Does the description disclose side effects, auth requirements, rate limits, or destructive behavior?

No annotations are provided, so the description carries full burden. It discloses that figures are modeled planning data, not certified, and mentions the premium payment model (x402 USDC or prepaid key). However, it does not explicitly state whether the tool is read-only or any authentication/rate limit details.

Agents need to know what a tool does to the world before calling it. Descriptions should go beyond structured annotations to explain consequences.

Conciseness4/5

Is the description appropriately sized, front-loaded, and free of redundancy?

The description is long but well-structured with clear sections for each cargo type. Every sentence adds value, though some redundancy exists. The length is justified by the tool's complexity.

Shorter descriptions cost fewer tokens and are easier for agents to parse. Every sentence should earn its place.

Completeness5/5

Given the tool's complexity, does the description cover enough for an agent to succeed on first attempt?

Given 13 parameters, no output schema, and no annotations, the description thoroughly covers both input usage and output expectations for all three cargo types, including the premium model and data disclaimer. It is complete for an assessment tool.

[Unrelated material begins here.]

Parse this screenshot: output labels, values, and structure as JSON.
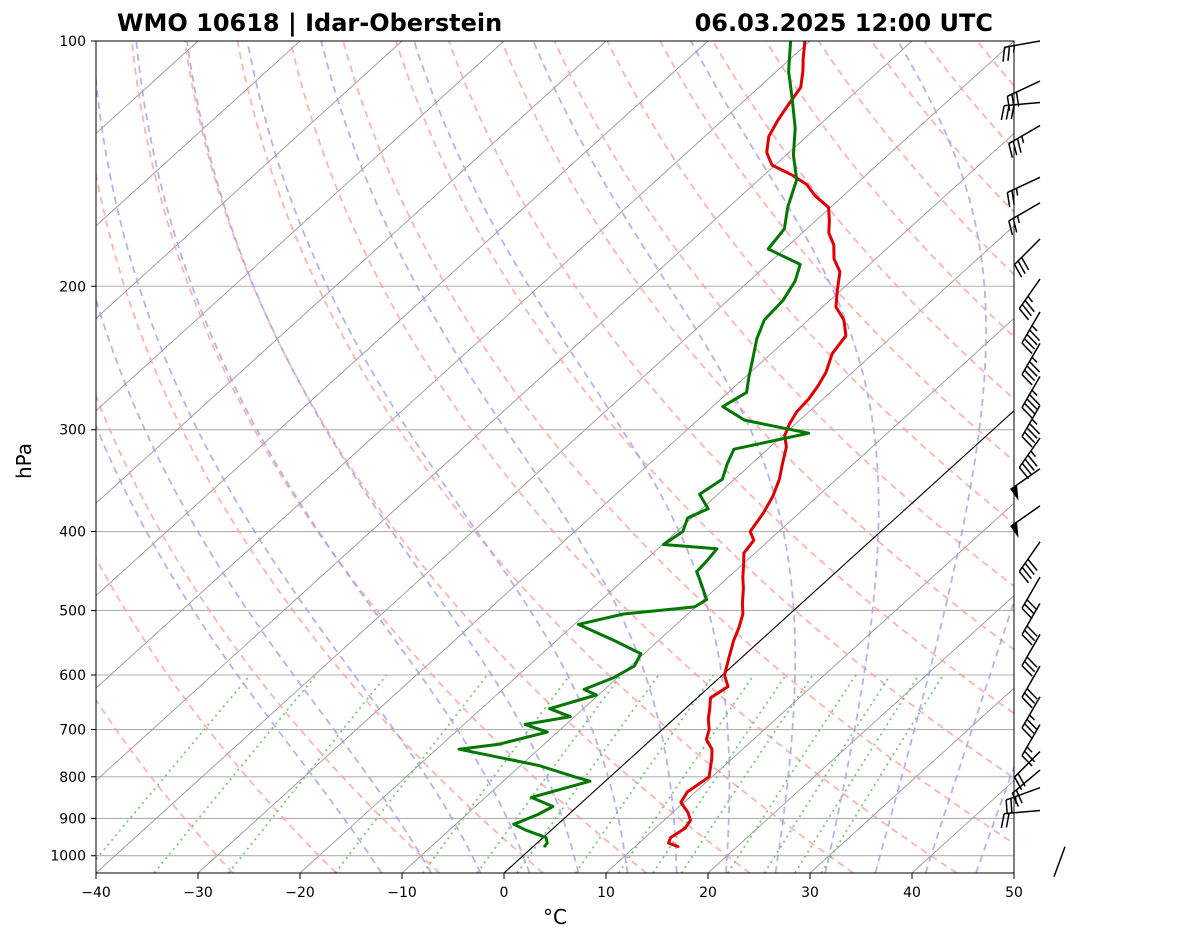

Complex tools with many parameters or behaviors need more documentation. Simple tools need less. This dimension scales expectations accordingly.

Parameters5/5

Does the description clarify parameter syntax, constraints, interactions, or defaults beyond what the schema provides?

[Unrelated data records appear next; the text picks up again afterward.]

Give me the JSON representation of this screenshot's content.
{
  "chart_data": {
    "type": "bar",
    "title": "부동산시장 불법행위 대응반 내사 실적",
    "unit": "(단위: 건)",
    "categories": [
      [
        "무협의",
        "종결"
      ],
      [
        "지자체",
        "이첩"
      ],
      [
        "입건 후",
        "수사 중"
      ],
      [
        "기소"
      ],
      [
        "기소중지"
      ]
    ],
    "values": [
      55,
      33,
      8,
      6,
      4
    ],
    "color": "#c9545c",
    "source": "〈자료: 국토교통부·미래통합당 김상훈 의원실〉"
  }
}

Schema coverage is 100%, but the description adds significant context beyond schema descriptions: it explains how parameters interact (e.g., product inferring DG class), details output for each cargo type, and clarifies optionality. This exceeds the baseline 3.

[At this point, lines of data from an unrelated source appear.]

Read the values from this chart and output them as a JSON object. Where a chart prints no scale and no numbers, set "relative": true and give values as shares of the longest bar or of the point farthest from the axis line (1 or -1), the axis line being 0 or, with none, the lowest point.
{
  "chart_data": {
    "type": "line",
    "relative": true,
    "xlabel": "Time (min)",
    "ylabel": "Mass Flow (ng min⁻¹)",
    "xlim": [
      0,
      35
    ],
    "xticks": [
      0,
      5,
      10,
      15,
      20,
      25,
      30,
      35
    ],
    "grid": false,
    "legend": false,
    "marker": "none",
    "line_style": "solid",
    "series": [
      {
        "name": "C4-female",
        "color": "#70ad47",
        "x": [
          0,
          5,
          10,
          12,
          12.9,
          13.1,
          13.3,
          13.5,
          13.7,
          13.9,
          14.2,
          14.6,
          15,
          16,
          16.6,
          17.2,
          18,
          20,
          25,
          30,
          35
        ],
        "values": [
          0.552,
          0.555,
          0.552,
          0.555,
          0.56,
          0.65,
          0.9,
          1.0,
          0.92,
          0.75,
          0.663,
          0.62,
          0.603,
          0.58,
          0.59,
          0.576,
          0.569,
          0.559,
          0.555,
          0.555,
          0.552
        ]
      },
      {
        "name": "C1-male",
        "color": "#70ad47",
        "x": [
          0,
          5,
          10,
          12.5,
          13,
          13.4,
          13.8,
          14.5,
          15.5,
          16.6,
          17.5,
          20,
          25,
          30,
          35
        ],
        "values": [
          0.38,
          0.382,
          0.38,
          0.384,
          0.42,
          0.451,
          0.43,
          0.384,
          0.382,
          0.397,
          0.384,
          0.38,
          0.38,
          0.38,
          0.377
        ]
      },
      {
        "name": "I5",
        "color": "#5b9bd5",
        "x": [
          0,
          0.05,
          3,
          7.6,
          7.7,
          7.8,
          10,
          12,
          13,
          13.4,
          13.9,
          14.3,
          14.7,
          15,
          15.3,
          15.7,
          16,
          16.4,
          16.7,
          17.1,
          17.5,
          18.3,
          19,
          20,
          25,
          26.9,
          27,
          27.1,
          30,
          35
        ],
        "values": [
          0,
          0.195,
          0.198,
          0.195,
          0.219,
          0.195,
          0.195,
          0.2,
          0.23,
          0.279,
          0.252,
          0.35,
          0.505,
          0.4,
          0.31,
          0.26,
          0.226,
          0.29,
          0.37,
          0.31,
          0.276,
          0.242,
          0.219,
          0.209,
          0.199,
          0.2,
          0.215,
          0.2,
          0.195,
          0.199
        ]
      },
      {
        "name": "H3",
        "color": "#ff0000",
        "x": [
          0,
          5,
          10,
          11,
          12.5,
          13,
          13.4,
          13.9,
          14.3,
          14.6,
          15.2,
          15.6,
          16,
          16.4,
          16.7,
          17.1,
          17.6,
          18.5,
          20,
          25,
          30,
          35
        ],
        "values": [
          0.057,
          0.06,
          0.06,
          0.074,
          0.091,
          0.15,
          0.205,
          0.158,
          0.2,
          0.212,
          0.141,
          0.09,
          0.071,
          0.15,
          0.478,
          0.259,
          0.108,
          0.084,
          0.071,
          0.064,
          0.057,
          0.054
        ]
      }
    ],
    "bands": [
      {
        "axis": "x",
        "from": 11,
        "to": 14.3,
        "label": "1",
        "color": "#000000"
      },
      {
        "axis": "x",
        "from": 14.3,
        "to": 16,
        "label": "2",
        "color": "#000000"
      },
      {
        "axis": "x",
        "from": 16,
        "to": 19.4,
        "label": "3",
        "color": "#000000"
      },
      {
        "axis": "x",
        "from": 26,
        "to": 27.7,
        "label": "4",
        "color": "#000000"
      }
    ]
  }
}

Input schemas describe structure but not intent. Descriptions should explain non-obvious parameter relationships and valid value ranges.

Purpose5/5

Does the description clearly state what the tool does and how it differs from similar tools?

The description clearly defines the tool's purpose: assessing special/non-standard cargo (dangerous goods, reefer, out-of-gauge) for a lane, distinguishing it from standard dry box rate models and sibling tools like get_spot_rate. The verb 'assess' is specific and the resource ('SPECIAL / NON-STANDARD CARGO') is well-defined.

Agents choose between tools based on descriptions. A clear purpose with a specific verb and resource helps agents select the right tool.

Usage Guidelines4/5

Does the description explain when to use this tool, when not to, or what alternatives exist?

The description explains when to use the tool (for cargo that a plain dry box model can't price) and what it returns for each cargo type. It implies not to use for standard cargo (use get_spot_rate) but does not explicitly name all alternatives among siblings.

Agents often have multiple tools that could apply. Explicit usage guidance like "use X instead of Y when Z" prevents misuse.